Tempo de leitura: 5 min

12/2/2011

por Pepe Escobar, Asia Times Online

Anunciei que permaneço no posto e que
continuarei a arcar com minhas responsabilidades.
[Presidente Hosni Mubarak]

Vamos arrancá-lo daí!
[Cantado, na praça Tahrir]

O que deve fazer uma revolução, quando esperava que um ditador decrépito arrumasse as malas e partisse, ao vivo, pela al-Jazeera? Principalmente quando, horas antes, esperava um golpe militar?

“Voltar para casa”? Pode esquecer.

O fantasmagórico faraó Mubarak é de fato uma inamovível velha estátua enterrada nas areias do deserto. “Fui bem claro”? As reformas serão “implementadas por nossas forças armadas”? Artigo 179 – base da lei de emergência – será alterado, quem sabe, algum dia? Vagos poderes garantidos ao vice-presidente Omar “Sheikh al-Tortura” Suleiman?

(A fala deliberadamente vaga do octogenário presidente Hosni Mubarak significava qualquer coisa, de “delegar poder” – não todo o poder – a “delegar as autoridades” de presidente, a tal ponto que o embaixador do Egito nos EUA teve de telefonar à CNN para explicar que Mubarak passou a ser presidente de direito, com Suleiman como presidente de fato. Tradução: Mubarak virou fantasma oficial. Cabeça de fantoche. Ou, sabe-se lá, nada disso.)

Noutro registro, a ditadura militar (Suleiman, o ministro da Defesa marechal-de-campo Mohammed Hussein Tantawi e o comandante do exército tenente-general Sami Annan) esteve em todas as bocas ao longo dessa 5ª-feira. E nada fez sentido.

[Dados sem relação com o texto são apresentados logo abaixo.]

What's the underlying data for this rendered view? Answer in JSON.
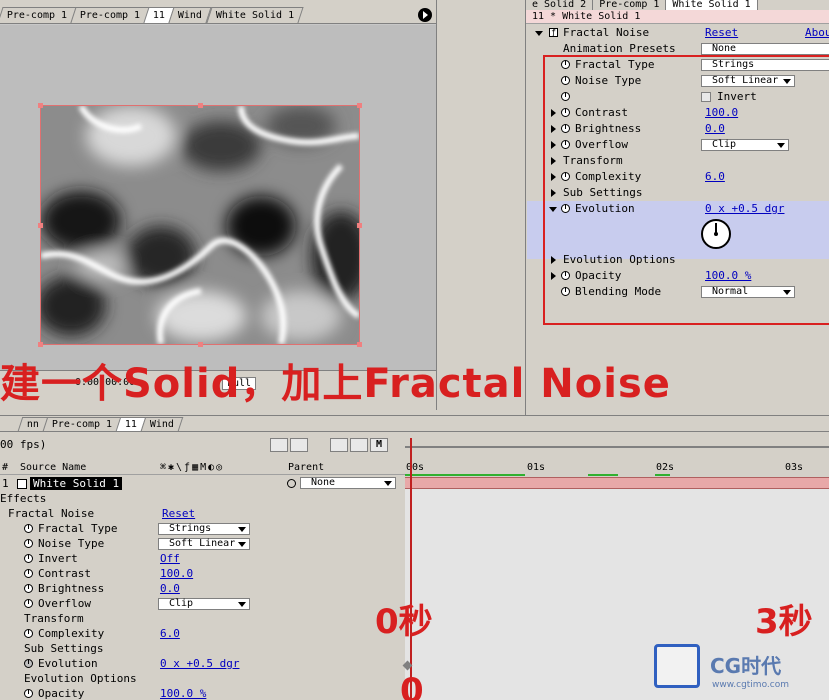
{
  "comp": {
    "tabs": [
      "Pre-comp 1",
      "Pre-comp 1",
      "11",
      "Wind",
      "White Solid 1"
    ],
    "footer_zoom": "0:00:00:00",
    "footer_quality": "Full"
  },
  "effect_controls": {
    "tabs": [
      "e Solid 2",
      "Pre-comp 1",
      "White Solid 1"
    ],
    "title": "11 * White Solid 1",
    "effect_name": "Fractal Noise",
    "reset_label": "Reset",
    "about_label": "About",
    "presets_label": "Animation Presets",
    "presets_value": "None",
    "rows": {
      "fractal_type": {
        "label": "Fractal Type",
        "value": "Strings"
      },
      "noise_type": {
        "label": "Noise Type",
        "value": "Soft Linear"
      },
      "invert": {
        "label": "Invert"
      },
      "contrast": {
        "label": "Contrast",
        "value": "100.0"
      },
      "brightness": {
        "label": "Brightness",
        "value": "0.0"
      },
      "overflow": {
        "label": "Overflow",
        "value": "Clip"
      },
      "transform": {
        "label": "Transform"
      },
      "complexity": {
        "label": "Complexity",
        "value": "6.0"
      },
      "sub_settings": {
        "label": "Sub Settings"
      },
      "evolution": {
        "label": "Evolution",
        "value": "0 x +0.5 dgr"
      },
      "evolution_options": {
        "label": "Evolution Options"
      },
      "opacity": {
        "label": "Opacity",
        "value": "100.0 %"
      },
      "blending_mode": {
        "label": "Blending Mode",
        "value": "Normal"
      }
    }
  },
  "caption": "建一个Solid，加上Fractal Noise",
  "timeline": {
    "tabs": [
      "nn",
      "Pre-comp 1",
      "11",
      "Wind"
    ],
    "fps": "00 fps)",
    "ruler": [
      "00s",
      "01s",
      "02s",
      "03s"
    ],
    "header": {
      "num": "#",
      "source": "Source Name",
      "parent": "Parent"
    },
    "layer": {
      "num": "1",
      "name": "White Solid 1",
      "parent": "None"
    },
    "effects_label": "Effects",
    "effect_name": "Fractal Noise",
    "reset_label": "Reset",
    "rows": {
      "fractal_type": {
        "label": "Fractal Type",
        "value": "Strings"
      },
      "noise_type": {
        "label": "Noise Type",
        "value": "Soft Linear"
      },
      "invert": {
        "label": "Invert",
        "value": "Off"
      },
      "contrast": {
        "label": "Contrast",
        "value": "100.0"
      },
      "brightness": {
        "label": "Brightness",
        "value": "0.0"
      },
      "overflow": {
        "label": "Overflow",
        "value": "Clip"
      },
      "transform": {
        "label": "Transform"
      },
      "complexity": {
        "label": "Complexity",
        "value": "6.0"
      },
      "sub_settings": {
        "label": "Sub Settings"
      },
      "evolution": {
        "label": "Evolution",
        "value": "0 x +0.5 dgr"
      },
      "evolution_options": {
        "label": "Evolution Options"
      },
      "opacity": {
        "label": "Opacity",
        "value": "100.0 %"
      }
    },
    "annotation_0": "0秒",
    "annotation_3": "3秒",
    "annotation_bottom_0": "0"
  },
  "watermark": {
    "logo": "CG时代",
    "url": "www.cgtimo.com"
  },
  "colors": {
    "annotation_red": "#d82020",
    "link_blue": "#0000c0",
    "evolution_highlight": "#c8ccee"
  }
}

Então veio o “Sheikh al-Tortura”, sinistro feito ator B em papel de Nosferatu. Como se o Sheikh al-Tortura anunciasse que, dali em diante, todas as práticas monstruosas que ele  supervisiona seriam conduzidas ordeiramente, para serem mais democráticas. Abrimos “as portas do diálogo”? “Não ouçam” a “subversão” das “redes de televisão por satélite”? “Voltem para casa”? A mesma conversa ‘nós, ou o caos’? O Sheikh al-Tortura pelo menos não trocou de fantasia. Afinal de contas, já ameaçara soltar “as bestas feras da noite… para aterrorizar as pessoas”. A rua sabe que ele mal se aguenta de vontade de por-se a matar à moda medieval.

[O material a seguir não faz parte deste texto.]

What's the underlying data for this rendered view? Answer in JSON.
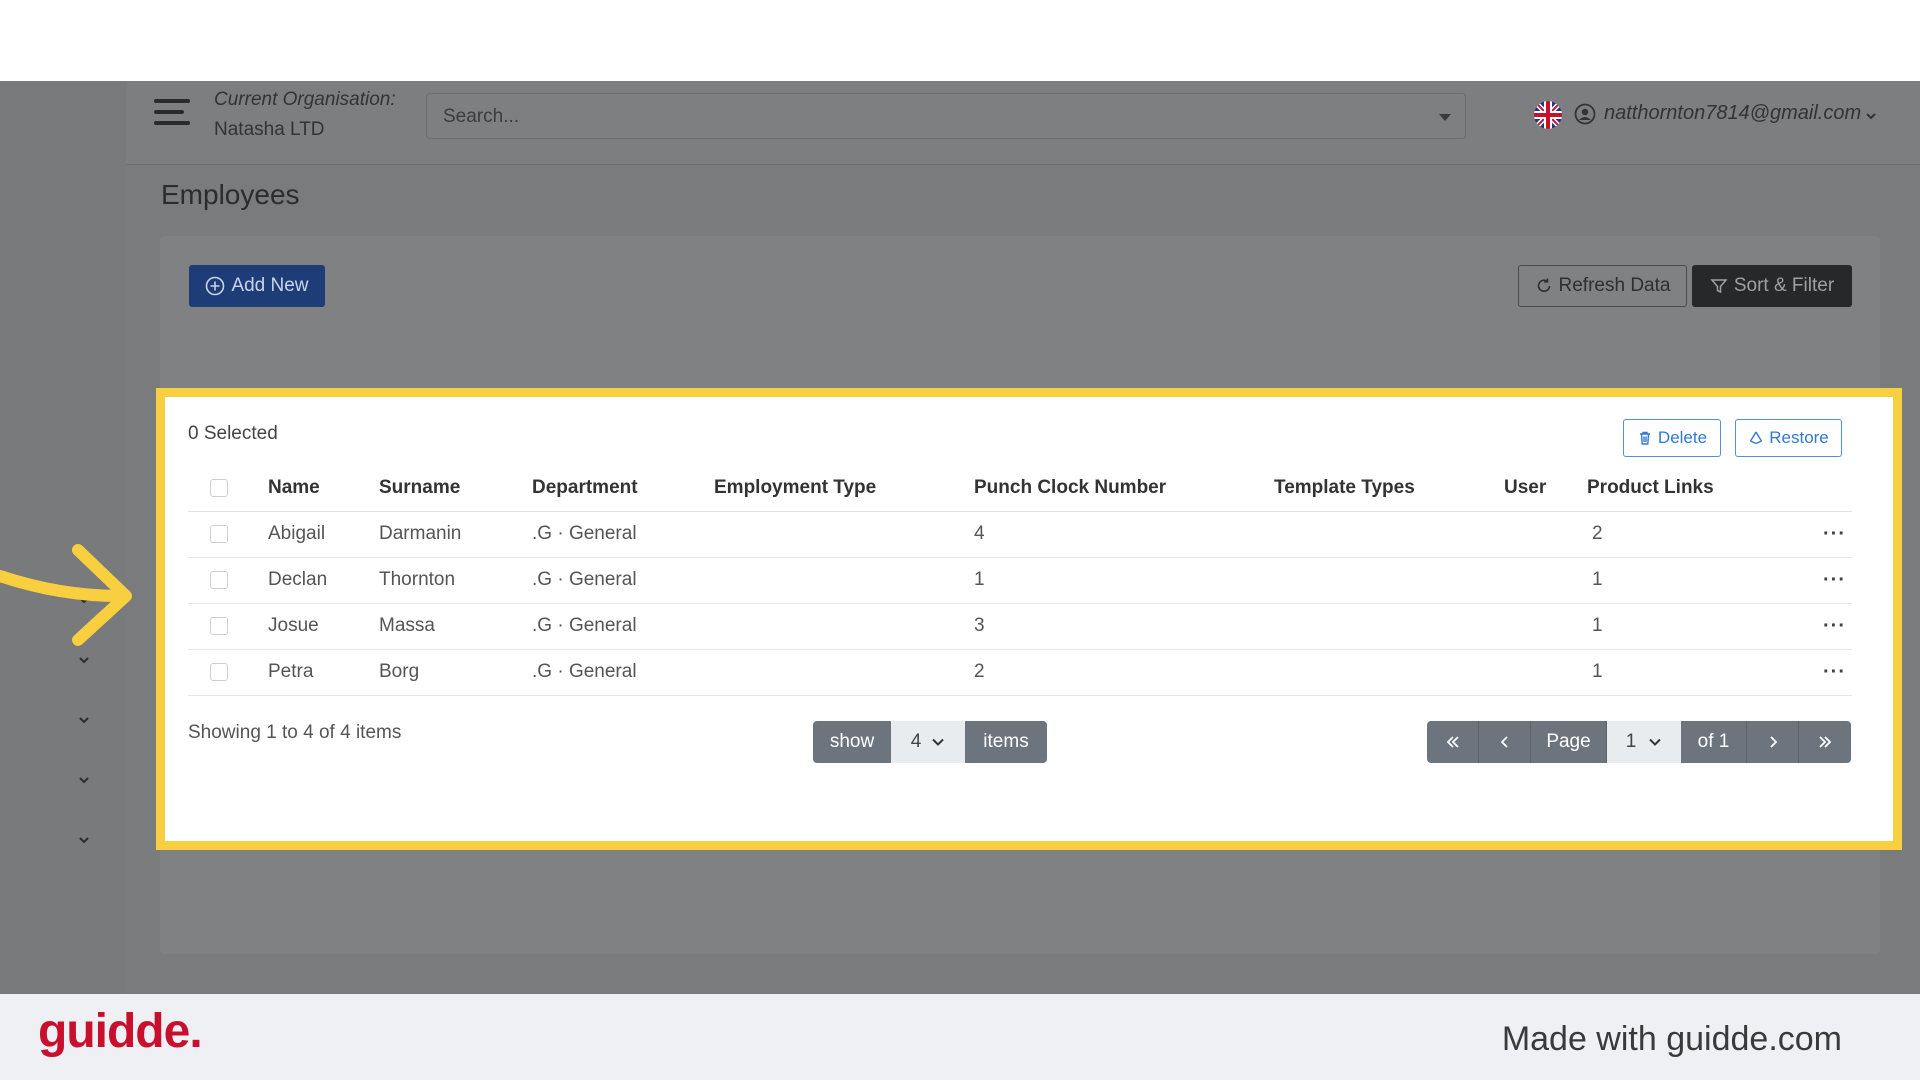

O regime como um todo ameaçara que o exército imporia lei marcial. O ministro do Exterior Ahmed Aboul Gheit disse à rede al-Arabiyya que “queremos que as forças armadas assumam a responsabilidade por estabilizar a nação mediante lei marcial, com o exército nas ruas”.

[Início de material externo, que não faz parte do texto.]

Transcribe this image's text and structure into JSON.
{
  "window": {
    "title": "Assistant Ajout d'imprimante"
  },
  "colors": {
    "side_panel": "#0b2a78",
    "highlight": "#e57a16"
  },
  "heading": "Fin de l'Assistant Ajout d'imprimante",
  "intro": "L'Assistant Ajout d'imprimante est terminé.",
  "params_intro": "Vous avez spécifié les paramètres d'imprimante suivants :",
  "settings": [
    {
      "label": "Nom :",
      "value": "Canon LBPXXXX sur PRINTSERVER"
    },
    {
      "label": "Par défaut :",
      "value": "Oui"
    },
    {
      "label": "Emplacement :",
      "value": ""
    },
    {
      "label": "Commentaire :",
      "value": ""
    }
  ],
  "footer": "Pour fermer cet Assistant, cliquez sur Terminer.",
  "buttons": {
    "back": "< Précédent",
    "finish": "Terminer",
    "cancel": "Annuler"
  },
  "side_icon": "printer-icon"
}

Essam al-Erian da Fraternidade Muçulmana temia que o exército estivesse preparando o golpe. O New York Times, em mais um característico surto de amnésia, destacou que “Os militares planejam assumir o controle” (os militares jamais saíram do governo em toda a história moderna do Egito).

Apesar daquele Nilo de esperanças, a rua não sabia se se preparava para uma grande festa ou para um banho de sangue. No fim, nem  uma nem outro.

O Alto Comando Egípcio – o importante é que sem Mubarak e Suleiman – havia lançado um bayan raqm wahad (“Declaração n. 1”, em árabe), coisa que, no mundo árabe é a expressão-código para golpe militar. A declaração, a duras penas, anunciava “apoio às legítimas demandas do povo”. É a ideia que têm para um novo brilhante futuro para o Egito (idade média no país: 24 anos); comunicado vagabundo.

Fato é que parte da rua considerava um “golpe de transição” melhor do que um Sheikh-al-Tortura de transição. A rua já havia deixado claro que não aceitaria governo de transição chefiado pelo Sheikh al-Tortura – vulgo mubarakismo com maquiagem leve.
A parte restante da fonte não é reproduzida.